Вероника. Десять, двадцать, тысячу раз тиражированное лицо. Вероника в вареной юбчонке, Вероника в бананах, Вероника, к кому-то льнущая, Вероника, от кого-то отбивающаяся, Вероника смеющаяся над кем-то и Вероника, над которой смеется кто-то.
Вика. Ника. Вера.
Я схватил за руку ближайшую Веронику, и она с готовностью повернула ко мне улыбающееся лицо, знакомое до затерявшейся в левой брови родинки.

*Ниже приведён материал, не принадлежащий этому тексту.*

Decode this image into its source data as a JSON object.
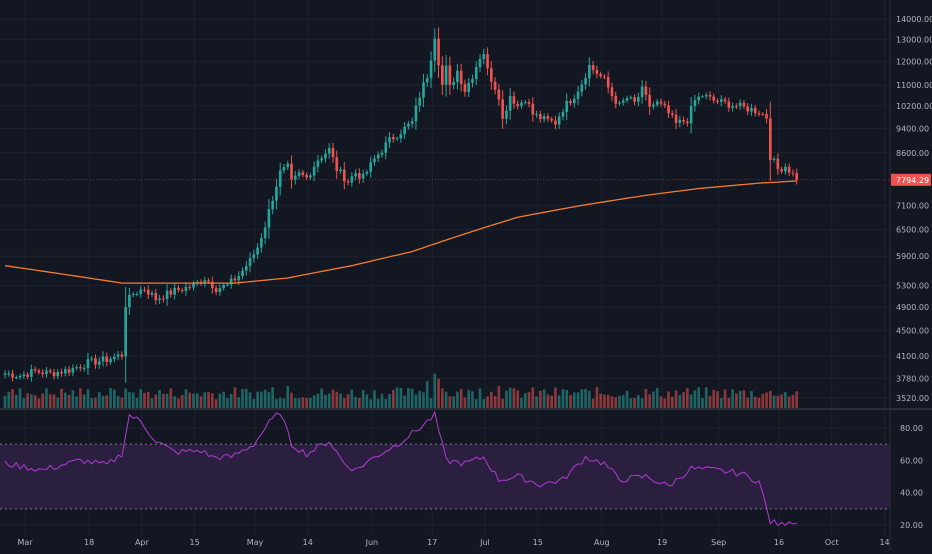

Я шагнул к ней, но пухлые губки сложились в трубочку и втянули воздух. Вихрь подхватил меня и понес туда, откуда я только что вырвался. Фиолетовые ногти зажали сигарету, услужливо загромыхало кресало, глубокая затяжка, задержка дыхания, а потом меня выдохнули через нос вместе с аккуратным сизым колечком.
— Вот теперь лети. Фу-у-у!
Я никуда не полетел. Мне некуда было лететь. Я стоял на месте, а моя голова делала семьсот семнадцать тысяч девятьсот шестьдесят четыре оборота в секунду. А вокруг стояли вероники.
Но я же знаю, что Вероника одна! Которая из этих?
— А ты в сердце загляни. В нем ищи корень, — посоветовали косоворотки.
20
Дождь начинается с капли.
Лучше бы они вообще не имели лица.
На улице:
— Девушка, милая девушка, как вас зовут?
— Вероника.
— Вы позволите взглянуть на ваше сердце?
— Отвали.
На скамейке в парке:
— Девушка, вам не скучно?
— Теперь скучно. Проходи, не засти.
Первая дюжина меня отшила, и я понял, что все делаю не так. Слишком спешу, слишком робею, и в глазах ясно читается, что именно мне нужно.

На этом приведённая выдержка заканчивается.